In 2002, the US Supreme Court ruled that executing people with an intellectual disability was a “cruel and unusual punishment”, and therefore unconstitutional. For someone to be classed as “intellectually disabled”, they have to demonstrate “significant limitations” in their mental abilities, like problems with literacy or social skills. These problems must also be present before the age of 18. This all usually amounts to an IQ of 70 or below. What the Supreme Court didn’t specify was how a prisoner’s IQ was to be measured, and therein lies the trouble with the ruling.
There are two worrisome problems with IQ testing. The first is that there is a margin of error when testing a person’s IQ. An IQ score is not a precise measurement, but should be interpreted as lying within a range. A prisoner’s performance could vary from day to day depending on his mood or health, and could dangerously hover around the score of 70 that has been chosen as the cut-off.
The second problem is what’s known as the Flynn Effect – James R. Flynn discovered that IQ scores increased from one generation to the next in every single country for which IQ data existed over 60 years. Nobody has been able to determine why this inflation happens, but in the US, IQ scores increase by about 3 points per decade. Different IQ tests have been standard at different points in history and produce cut-off scores due to this. According to Flynn, failing to correct for the inflation enters a prisoner into a “lottery” in which his eligibility for execution is determined by whichever test he takes.
Marvin Wilson, a 54-year-old Texan, was executed by lethal injection on 7th August 2012 for a murder in 1992. His lawyers argued that in 2004, Wilson’s IQ test produced a score of 61, well below the cut-off of 70. His family argued that he always struggled with basic tasks like tying his shoes and counting money and struggled in school. State and federal courts, however, rejected the claims that Wilson was intellectually disabled. They also declared that other IQ tests showed his score to be above 70.
The Supreme Court left it up to Texas to determine whether Wilson was intellectually disabled and therefore exempt from execution. The federal court noted that when Wilson scored 61 on his IQ test, the intern who administered it failed to note Wilson’s “motivation, attentiveness or cooperativeness”. As anyone who faced execution would have a clear motive to make their score as low as possible, this lack of documentation rendered Wilson’s score of 61 untrustworthy.

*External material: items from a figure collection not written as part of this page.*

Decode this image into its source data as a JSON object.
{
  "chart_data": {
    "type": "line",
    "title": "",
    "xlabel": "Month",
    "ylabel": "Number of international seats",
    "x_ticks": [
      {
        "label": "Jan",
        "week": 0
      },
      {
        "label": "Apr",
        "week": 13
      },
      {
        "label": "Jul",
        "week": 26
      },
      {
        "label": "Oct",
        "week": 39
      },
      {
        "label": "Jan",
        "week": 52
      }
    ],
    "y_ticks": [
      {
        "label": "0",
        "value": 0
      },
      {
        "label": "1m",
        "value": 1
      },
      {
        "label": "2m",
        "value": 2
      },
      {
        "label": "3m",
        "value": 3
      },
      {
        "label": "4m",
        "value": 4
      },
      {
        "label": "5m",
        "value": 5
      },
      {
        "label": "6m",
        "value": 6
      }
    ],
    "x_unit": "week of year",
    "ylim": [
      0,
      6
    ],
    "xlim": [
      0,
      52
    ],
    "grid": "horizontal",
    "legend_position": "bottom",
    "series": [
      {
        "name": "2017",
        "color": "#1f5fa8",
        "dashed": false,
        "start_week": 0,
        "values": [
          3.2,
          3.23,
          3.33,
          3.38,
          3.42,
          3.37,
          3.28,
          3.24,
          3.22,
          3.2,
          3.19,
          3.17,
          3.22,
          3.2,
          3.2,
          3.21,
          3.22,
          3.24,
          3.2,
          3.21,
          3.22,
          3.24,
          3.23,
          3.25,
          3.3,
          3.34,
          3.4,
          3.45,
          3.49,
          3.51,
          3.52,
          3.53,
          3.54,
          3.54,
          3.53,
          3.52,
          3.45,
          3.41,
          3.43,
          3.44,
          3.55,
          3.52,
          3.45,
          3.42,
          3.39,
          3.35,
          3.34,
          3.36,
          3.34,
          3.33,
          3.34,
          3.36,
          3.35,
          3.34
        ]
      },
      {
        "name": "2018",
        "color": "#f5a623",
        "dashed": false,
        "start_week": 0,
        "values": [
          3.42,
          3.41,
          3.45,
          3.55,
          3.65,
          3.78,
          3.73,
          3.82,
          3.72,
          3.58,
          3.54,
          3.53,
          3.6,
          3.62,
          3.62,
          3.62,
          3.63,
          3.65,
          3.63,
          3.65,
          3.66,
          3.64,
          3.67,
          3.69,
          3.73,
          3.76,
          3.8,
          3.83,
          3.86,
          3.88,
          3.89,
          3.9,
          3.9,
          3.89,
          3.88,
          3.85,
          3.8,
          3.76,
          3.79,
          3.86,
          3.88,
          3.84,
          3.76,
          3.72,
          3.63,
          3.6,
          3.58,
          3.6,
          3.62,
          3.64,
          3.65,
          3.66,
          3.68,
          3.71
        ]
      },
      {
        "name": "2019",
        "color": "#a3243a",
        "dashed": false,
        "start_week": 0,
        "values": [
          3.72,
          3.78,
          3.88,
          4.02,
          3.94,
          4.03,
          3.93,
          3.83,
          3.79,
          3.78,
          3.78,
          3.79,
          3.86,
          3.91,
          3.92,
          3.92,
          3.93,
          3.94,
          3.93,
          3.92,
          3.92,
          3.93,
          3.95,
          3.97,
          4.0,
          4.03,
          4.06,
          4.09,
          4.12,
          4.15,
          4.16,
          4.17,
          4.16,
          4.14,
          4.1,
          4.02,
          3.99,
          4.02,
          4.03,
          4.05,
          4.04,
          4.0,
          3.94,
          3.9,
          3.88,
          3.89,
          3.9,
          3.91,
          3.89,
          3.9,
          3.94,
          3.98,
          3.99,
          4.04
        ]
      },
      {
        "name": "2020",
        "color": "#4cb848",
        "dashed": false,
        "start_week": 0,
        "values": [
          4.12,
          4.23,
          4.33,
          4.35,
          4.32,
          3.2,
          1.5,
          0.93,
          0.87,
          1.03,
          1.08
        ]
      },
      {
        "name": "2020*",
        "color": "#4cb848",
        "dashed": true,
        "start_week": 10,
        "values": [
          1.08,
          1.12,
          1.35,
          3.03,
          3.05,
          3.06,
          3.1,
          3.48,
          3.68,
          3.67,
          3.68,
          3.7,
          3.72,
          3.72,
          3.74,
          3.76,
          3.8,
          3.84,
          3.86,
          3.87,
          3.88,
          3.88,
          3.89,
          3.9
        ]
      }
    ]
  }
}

There doesn’t appear to be a precedent when it comes to the role of a prisoner’s IQ in determining his execution. In August 2004, Earl Davis shot and killed a security guard who was transporting bank deposits in an armoured car. Initially, he scored 75, 76, 65 and 70 on his IQ tests, together suggesting an IQ just above the cut-off of 70. However, in April 2009, a federal court ruled that the scores should be corrected for the Flynn effect, altering his scores to 66, 73, 62 and 70. The court ordered that Davis not be executed, stating, “The defendant has met his burden of establishing his mental retardation… the cogs in the machine must come to a halt.”
Kevin Green, who murdered while robbing a grocery store in Virginia in 1998, scored 71 on an IQ test taken as a teenager. Tests taken after his conviction produced results of 55, 74 and 74. Green’s lawyers argued that the results should be corrected for the Flynn effect, making his scores 65, 73 and 68. This was rejected by the court, and Green also failed to show “significant limitations” in adaptive behaviour. He was executed by lethal injection in May 2008.
The role an IQ score can play in the fate of an inmate facing execution is obviously extremely powerful, but it is crying out for standardisation. The American Association on Intellectual and Developmental Disabilities (AAIDD) task force believes it knows the way to go: a manual on assessing intellectual disability in death penalty cases, to be published next year. "I hope it will take some of the subjectivity out of such decisions," said Edward Polloway, co-chair of a task force on the death penalty for the AAIDD.
The manual will include a section on the importance of the Flynn effect and how to correct for it, but it is unclear whether courts will get behind the manual. "Who's to say what the courts are going to do?" warns Kevin Foley, a judge in Charlotte, North Carolina, who is working on a book about intellectual disability and the death penalty. As of April 2012, there are over 3,000 inmates on Death Row in the USA. Some kind of clarity is needed. Whatever decision the courts make, they had better make it soon.